‘The Perks of Being a Wallflower’ delivers on film
Published: Wednesday, March 6, 2013
Updated: Wednesday, March 6, 2013 00:03
"The Perks of Being a Wallflower" by Stephen Chbosky has been one of my favorite novels since high school.
Its beautiful prose and cutting insight stayed with me throughout the years, and when I first heard it was being made into a film, I was worried it wouldn’t translate well to the silver screen.
I was wrong.
Fans of the best-selling novel will enjoy this movie. The tone is consistent with Chbosky’s writing, and the message remains clear.
Additionally, Logan Lerman’s performance is perfect – he couldn’t have portrayed Charlie’s character more clearly.
"The Perks of Being a Wallflower" is an incredibly touching coming-of-age story that takes place during Charlie’s freshman year of high school.
In the book, the story is communicated through Charlie’s anonymously signed letters to an unknown recipient – a person identified only as someone he heard about from his school.
The film effectively uses the letters throughout as a way for Charlie’s character to narrate.
When he begins high school, Charlie is in a very bad place, mentally.
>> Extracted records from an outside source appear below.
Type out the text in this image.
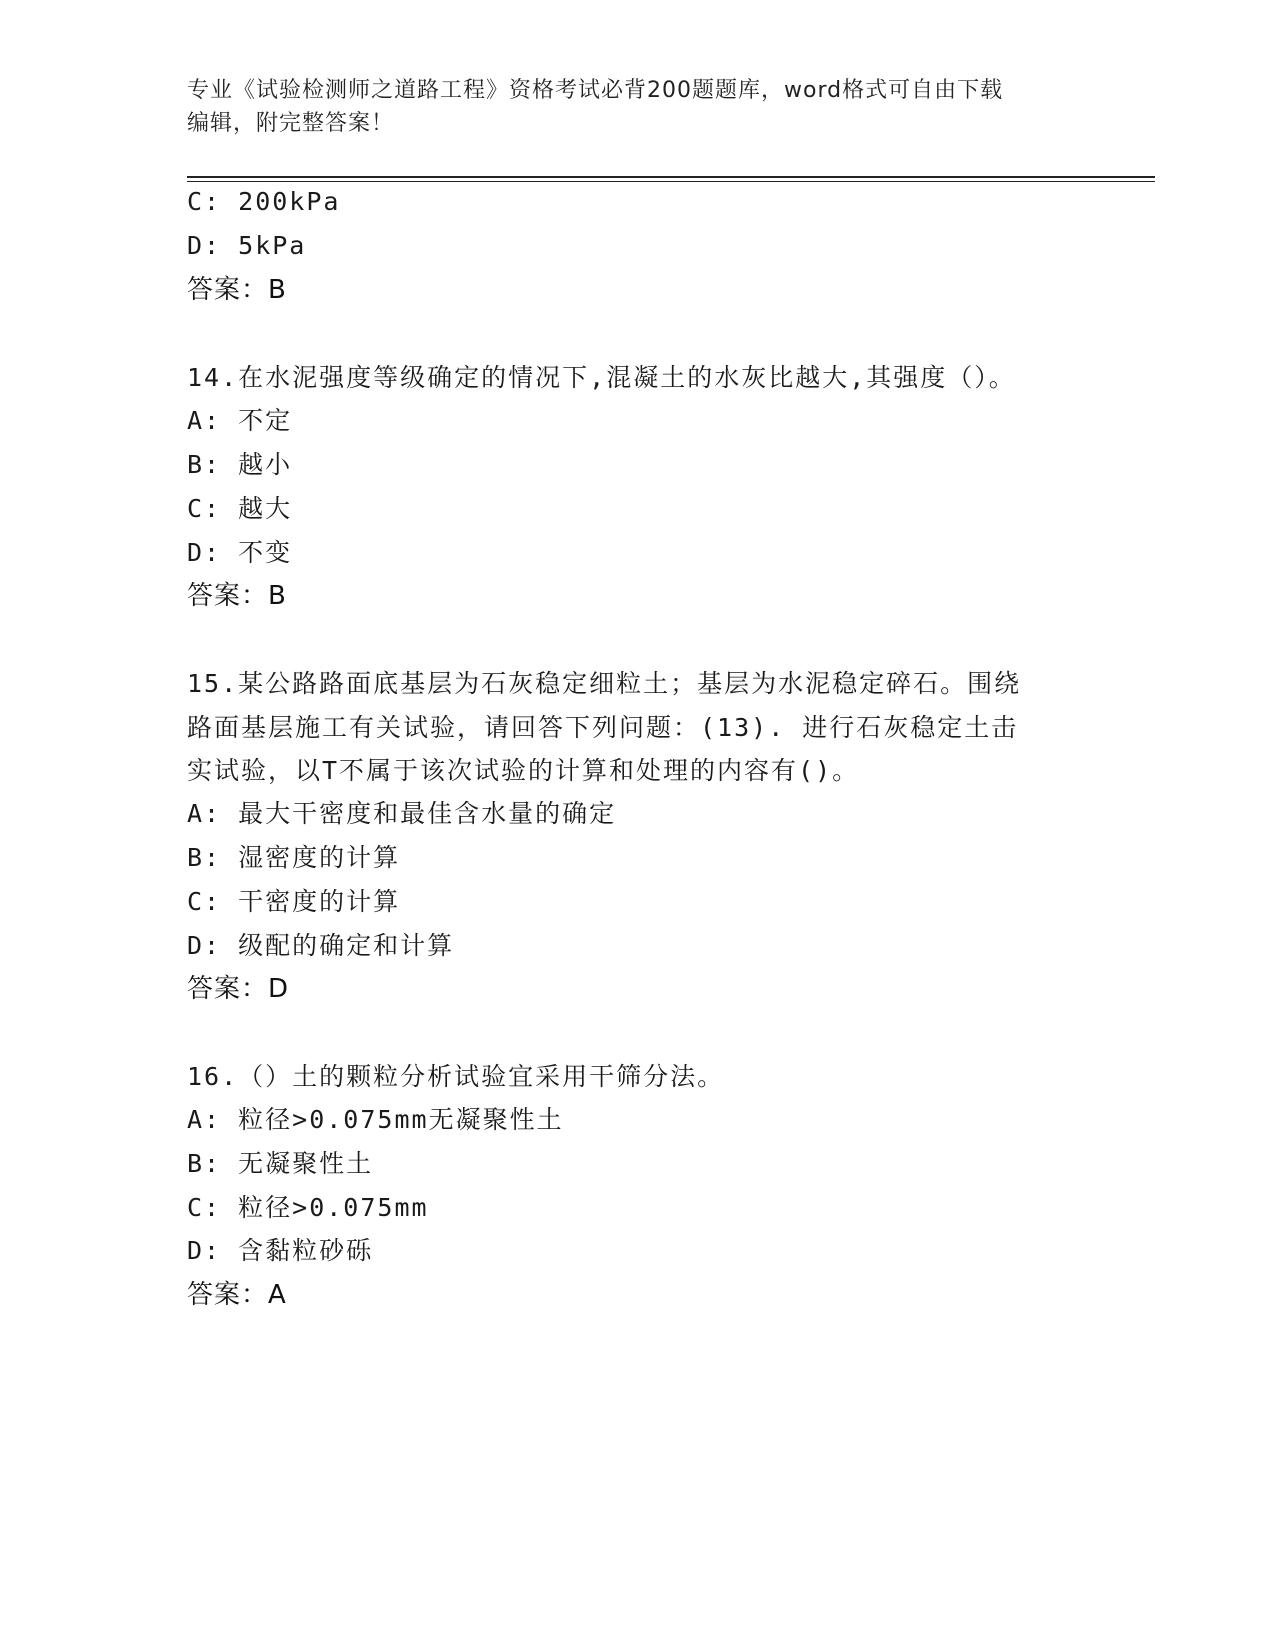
专业《试验检测师之道路工程》资格考试必背200题题库，word格式可自由下载
编辑，附完整答案！
C: 200kPa
D: 5kPa
答案：B
14.在水泥强度等级确定的情况下,混凝土的水灰比越大,其强度（）。
A: 不定
B: 越小
C: 越大
D: 不变
答案：B
15.某公路路面底基层为石灰稳定细粒土；基层为水泥稳定碎石。围绕
路面基层施工有关试验，请回答下列问题：(13). 进行石灰稳定土击
实试验，以T不属于该次试验的计算和处理的内容有()。
A: 最大干密度和最佳含水量的确定
B: 湿密度的计算
C: 干密度的计算
D: 级配的确定和计算
答案：D
16.（）土的颗粒分析试验宜采用干筛分法。
A: 粒径>0.075mm无凝聚性土
B: 无凝聚性土
C: 粒径>0.075mm
D: 含黏粒砂砾
答案：A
But after befriending Patrick (Ezra Miller), a senior from his shop class, and Patrick’s stepsister Sam (Emma Watson), Charlie finally begins to feel a connection to his peers. He starts to come out of his shell with his new friends, but he still maintains his unique, naively genuine outlook on the world.
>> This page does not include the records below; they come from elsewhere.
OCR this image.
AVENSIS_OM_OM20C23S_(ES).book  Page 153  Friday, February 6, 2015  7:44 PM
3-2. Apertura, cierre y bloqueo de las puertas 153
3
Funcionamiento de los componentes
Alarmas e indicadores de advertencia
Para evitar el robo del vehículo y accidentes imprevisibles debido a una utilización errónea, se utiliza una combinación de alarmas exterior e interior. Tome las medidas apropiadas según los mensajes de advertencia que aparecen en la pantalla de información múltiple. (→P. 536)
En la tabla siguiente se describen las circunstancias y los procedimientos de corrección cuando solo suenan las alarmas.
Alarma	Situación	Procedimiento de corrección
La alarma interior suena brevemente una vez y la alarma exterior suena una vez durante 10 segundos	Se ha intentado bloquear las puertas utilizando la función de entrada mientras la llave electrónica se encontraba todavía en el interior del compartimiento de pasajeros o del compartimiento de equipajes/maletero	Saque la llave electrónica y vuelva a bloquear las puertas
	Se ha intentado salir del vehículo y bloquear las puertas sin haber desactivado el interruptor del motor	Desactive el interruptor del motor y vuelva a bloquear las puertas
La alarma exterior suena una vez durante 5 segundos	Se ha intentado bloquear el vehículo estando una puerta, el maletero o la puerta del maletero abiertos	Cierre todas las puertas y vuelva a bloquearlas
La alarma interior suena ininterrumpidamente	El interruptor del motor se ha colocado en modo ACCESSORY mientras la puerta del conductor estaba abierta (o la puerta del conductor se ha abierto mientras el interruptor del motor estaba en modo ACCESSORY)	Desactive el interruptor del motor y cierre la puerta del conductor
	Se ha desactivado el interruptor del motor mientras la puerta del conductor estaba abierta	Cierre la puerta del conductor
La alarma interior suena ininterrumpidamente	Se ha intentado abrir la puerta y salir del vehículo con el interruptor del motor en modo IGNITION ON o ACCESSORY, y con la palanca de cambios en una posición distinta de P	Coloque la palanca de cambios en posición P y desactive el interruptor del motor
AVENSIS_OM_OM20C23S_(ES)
Throughout the film, we witness Charlie feel emotion much more intensely than others, and while this adds to his uncanny ability for empathy, it also holds him back. Although he thrives in his social life, unresolved pain begins to surface from his Aunt Helen’s death when he was a child, as well as from his best friend’s more recent suicide.
Charlie’s story will connect to anyone who has every felt lonely, isolated or confused – anyone who went through high school, basically.
That said, his youthful insight is still relatable for any age group. The allure is in this boy’s uniquely beautiful – sometimes tragically so – perspective of the world and his peers.
Through this we witness the truth of human connection and the overwhelming power of friendship.
As I mentioned earlier, other than the story itself, Logan Lerman’s portrayal of Charlie is what makes this film incredible.
He perfectly captures the juxtaposition of Charlie’s anxiety and wonderment about the world, communicating his character’s deeply personal problems in a way that connects the whole audience.
Emma Watson was also a pleasant surprise as Sam, a character I wasn’t sure she’d be able to access well with her acting. I enjoyed her performance, though, and her chemistry with Lerman worked well in the film.
Other noteworthy cast members include Kate Walsh and Dylan McDermott as Charlie’s parents, Ezra Miller as the charming and endearing Patrick, Paul Rudd as Charlie’s motivational English teacher, Mr. Anderson, Mae Whitman as Charlie’s hilariously overbearing first girlfriend, Mary Elizabeth and Melanie Lynskey as Charlie’s Aunt Helen.
If you haven’t read the book, it is certainly worth reading, and the film does a wonderful job of communicating Chbosky’s original work for a film audience.